Home for Christmas
I've lived in Germany for just over eight years and there are times when the pangs of homesickness get to me. When Christmastime rolls around it's guaranteed. It never fails that when the packages from my family and friends arrive I'll have that stab of homesickness that makes me wish I were spending at least some of the holidays with them.
My first Christmas in Germany was a blur. I'd only just arrived on November 30 and everything was new and confusing and stressful. I was already so homesick that special Christmas homesickness seemed to blend in and I couldn't tell whether I was crying because I was spending Christmas away from home or simply because I was away from home.
The next year I was in Mississippi for Christmas. I didn't feel as though I could spend two holiday seasons in a row away from my family so I insisted that I fly back home and I insisted that B go with me. I don't know whether it was ignorance of the difficulties of traveling with a quadriplegic or sheer determination or both that got us through it but I managed without any outside help to get B to Mississippi. He caught a bad cold that turned into brochitis and came home with a raging kidney infection but we had Christmas with my family.
Traveling so far with B proved to be too difficult and too dangerous to his health for us to ever repeat so I was destined to spend the next Christmas in Germany. By now I had been in Germany for two years, B and I had been married for five months and I was feeling at home. I was certainly more independent than I'd been two years prior and I was fully into the preparations for Christmas. Gifts for my family and friends had been bought and shipped, I had my home decorated, menus planned, parties lined up, guests invited - it all felt familiar to me. I missed my family of course but I was content in my life and they were pleased and happy for me.
The evening before Christmas Eve found me, like many others, at the grocery store getting a few last items before the festivities began.

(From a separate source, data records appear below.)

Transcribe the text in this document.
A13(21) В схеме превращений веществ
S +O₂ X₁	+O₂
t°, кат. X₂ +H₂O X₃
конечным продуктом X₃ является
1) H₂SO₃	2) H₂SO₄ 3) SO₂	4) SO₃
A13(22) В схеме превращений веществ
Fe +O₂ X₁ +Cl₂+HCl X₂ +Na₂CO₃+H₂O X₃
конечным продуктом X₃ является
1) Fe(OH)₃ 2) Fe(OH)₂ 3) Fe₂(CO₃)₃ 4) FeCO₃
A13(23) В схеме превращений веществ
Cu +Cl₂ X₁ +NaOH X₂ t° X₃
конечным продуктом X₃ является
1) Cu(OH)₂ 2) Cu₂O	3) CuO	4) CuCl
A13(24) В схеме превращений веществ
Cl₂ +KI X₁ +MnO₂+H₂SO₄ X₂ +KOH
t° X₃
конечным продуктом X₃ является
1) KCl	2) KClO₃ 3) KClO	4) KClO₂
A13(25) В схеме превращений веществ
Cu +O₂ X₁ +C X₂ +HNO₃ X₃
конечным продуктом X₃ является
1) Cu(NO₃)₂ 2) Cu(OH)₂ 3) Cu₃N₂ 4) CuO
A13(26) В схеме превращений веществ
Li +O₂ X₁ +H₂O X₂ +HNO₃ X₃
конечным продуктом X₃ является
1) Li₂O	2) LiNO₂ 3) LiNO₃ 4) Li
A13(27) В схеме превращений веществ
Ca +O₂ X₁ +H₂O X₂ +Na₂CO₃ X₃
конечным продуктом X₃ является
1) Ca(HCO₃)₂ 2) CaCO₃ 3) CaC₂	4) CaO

As I walked the aisles I listened to Christmas songs over the store's sound system and hummed along with the music.
I was in the canned vegetable aisle deciding on whether to buy peas and carrots or just peas when it happened. The song playing in the store changed and Christmas in Dixie by Alabama came on.
My mind was suddenly filled with memories of Christmas in my hometown. The downtown area decorated with garland and lights, my hometown's Christmas parade, doors decorated with wreaths of magnolia leaves, Christmas church service, the open house hosted by my cousin Wanda every Christmas Eve, opening gifts with my family and then Christmas dinner with my kin. I could see it all so clearly as I heard the words of the song and I simply fell apart. I choked back sobs and tears streamed down my face as I gripped the handle of the shopping cart and tried to keep myself from being noticed by other shoppers that may pass by. The wave of homesickness I felt at that moment simply overwhelmed me and I would have given all that I had to be in my hometown at that moment to celebrate Christmas.
But I wasn't in Mississippi. I was in Germany and I had a choice to make. I could either be miserable and homesick or I could start making new, happy Christmas memories. I've always loved Christmas and if I didn't start seeing things in a new light I was headed towards finding Christmas to be a sad, painful time every year. It was okay to miss my family at the holidays but if I was going to obsess over not being with them then I was destined to be miserable.
So I found a tattered tissue at the bottom of my purse (I never seem to have whole, clean tissues when I need them), wiped my eyes and threw a can of peas in my cart. Meltdown over, clean-up on asile four.
I can't say that the homesickness doesn't get to me during the holidays - I'll never get over not being with my family at Christmas - but at least now I can hear Christmas in Dixie without becoming a sobbing mess.
Christmas in Dixie, its snowing in the pines.
Merry Christmas from Dixie to everyone tonight.
5Comments:
My husband and daughter and I lived in Potsdam Germany for two years, so I understand all about being homesick at Christmas time.
Now, though, I live in Dixie! We moved to Baton Rouge this spring so I will spend my first Christmas ever without even daring to believe there might be snow. It's been between 50-70 degrees the last few days. A whole different kind of homesickness!
Family and traditions are the cornerstones of Christmas to me. I try to find ways to get into the spirit but I tend to be faking it more than not.
Today I am baking cookies for 75 people and then spending the evening at a potluck Christmas party. On the one hand, everyone here is in the same boat as me, which seems like it would mean that we could be good for each other. But, as it turns out sad folk don't make good company, especially not for other sad folk.
You made me homesick for Mississippi!
Oh I SO know how you feel! Christmas is always really hard for me, too, away from my Vancouver family and missing out on all the festivities. But you're right, you gotta make your own festivities wherever you are. Doesn't make the homesickness go away, but it sure takes the edge off.
View our the best storyteller (me and "everybody" especially liked this one). And you made a wonderful point in regards to making new memories. I think that's true about a lot of things, that or just being miserable.
I will forever think of you and Christmas together.